It’s time for me to buy some clothes. For 95% of women reading this blog, that sentence probably sounds like a cause for wild celebration, for me, not so much. I like the clothes I have. I’ve become accustomed to them, I like the way they feel and fit, and I especially like the fact that I’ve already paid for them. But every couple of years, it begins to dawn on me that maybe that shirt I love so much with the frayed cuffs is starting to look a little ratty. Maybe those dress socks with the small holes on the heel need to be replaced. Maybe it’s time to make rags out of that really comfortable turtleneck that Pam despises.
So, I’ll head out to Men’s Warehouse or Khols or someplace like that and wander around the store for awhile feeling vain. Then I’ll see a couple of nice casual shirts, flip over the price tag and see $78.99 and remember how much I hate shopping for clothes. The tag will say, “Made in China, Thailand, Mexico, India”, anywhere but here. Then the nagging question will enter my mind, I wonder what 12 year old girl working 12 hours a day for 5 bucks a week sewed this baby together? But I will not be overcome with guilt or indecision because I am on a mission, a fashion renewal mission, and I will not be deterred.

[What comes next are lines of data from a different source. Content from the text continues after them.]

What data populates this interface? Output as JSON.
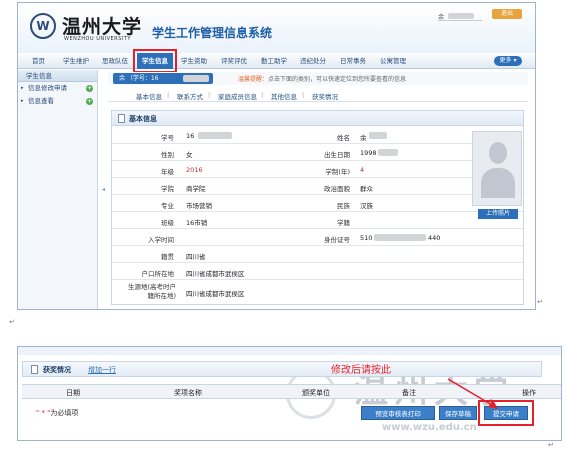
{
  "header": {
    "university_cn": "温州大学",
    "university_en": "WENZHOU UNIVERSITY",
    "system_title": "学生工作管理信息系统",
    "user_name": "余",
    "logout_label": "退出"
  },
  "nav": {
    "items": [
      "首页",
      "学生维护",
      "思政队伍",
      "学生信息",
      "学生资助",
      "评奖评优",
      "勤工助学",
      "违纪处分",
      "日常事务",
      "公寓管理"
    ],
    "active_index": 3,
    "more_label": "更多"
  },
  "sidebar": {
    "title": "学生信息",
    "items": [
      "信息修改申请",
      "信息查看"
    ]
  },
  "main": {
    "id_pill": "余   （学号：16",
    "tip_label": "温馨提醒：",
    "tip_text": "点击下面的类别，可以快速定位到您所要查看的信息",
    "subtabs": [
      "基本信息",
      "联系方式",
      "家庭成员信息",
      "其他信息",
      "获奖情况"
    ],
    "card_title": "基本信息",
    "fields": {
      "student_id_label": "学号",
      "student_id_value": "16",
      "name_label": "姓名",
      "name_value": "余",
      "gender_label": "性别",
      "gender_value": "女",
      "birth_label": "出生日期",
      "birth_value": "1998",
      "grade_label": "年级",
      "grade_value": "2016",
      "years_label": "学制(年)",
      "years_value": "4",
      "college_label": "学院",
      "college_value": "商学院",
      "politics_label": "政治面貌",
      "politics_value": "群众",
      "major_label": "专业",
      "major_value": "市场营销",
      "ethnicity_label": "民族",
      "ethnicity_value": "汉族",
      "class_label": "班级",
      "class_value": "16市销",
      "degree_label": "学籍",
      "degree_value": "",
      "enroll_label": "入学时间",
      "enroll_value": "",
      "idcard_label": "身份证号",
      "idcard_value_prefix": "510",
      "idcard_value_suffix": "440",
      "native_label": "籍贯",
      "native_value": "四川省",
      "hukou_label": "户口所在地",
      "hukou_value": "四川省成都市武侯区",
      "origin_label": "生源地(高考时户籍所在地)",
      "origin_value": "四川省成都市武侯区"
    },
    "upload_label": "上传照片"
  },
  "awards": {
    "title": "获奖情况",
    "add_label": "增加一行",
    "columns": [
      "日期",
      "奖项名称",
      "颁奖单位",
      "备注",
      "操作"
    ],
    "required_note_star": "\" * \"",
    "required_note_text": "为必填项",
    "buttons": [
      "预览审核表打印",
      "保存草稿",
      "提交申请"
    ]
  },
  "annotation": {
    "text": "修改后请按此"
  },
  "watermark": {
    "text": "温州大学",
    "url": "www.wzu.edu.cn"
  }
}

When my wife goes clothes shopping, more often than not it ends in bouts of tears and self-loathing. She can’t find the right color. When she does, she can’t find a size that fits her. When she finally finds the right color and size, some piece of the thing won’t “lay right” and looks stupid. Twelve hours, eleven stores and four miles of walking later she comes home with one cami and an empty giant sized milk shake cup from Chick-fil-a. But what Pam hates even more than one of her clothes-shopping ordeals, is the results of one of mine.
Once I overcome the guilt of reaping the benefits of cheap Asian child labor, I get down to business. I find me the gayest looking sales guy at Men’s Warehouse and we become best buds. Before I know it he’s laid out a week’s worth of clothes on a display table. He explains how each of the shirts is perfect for my “skin tone”. He picks out perfect ties to match the dress shirts that he assures me are the very latest thing for the conservative businessman. I try everything on and everything fits because “Gustav” has measured my every body part with his handy tape measure. This procedure takes a bit too long and he seems to be having way too much fun, but he’s the pro, and it must be done. I look in the three way mirror, hoping nobody I know walks in and I must admit that Gustav is right. I really do look “fabulous”. Before I realize what’s happening, everything is piled up at the cash register. Gustav is thrilled, and I just spent $500. The entire experience takes 45 minutes.
I come home, show Pam all of the new threads and she says that I look great. Then she looks me straight in the eye and says, “I hate you.”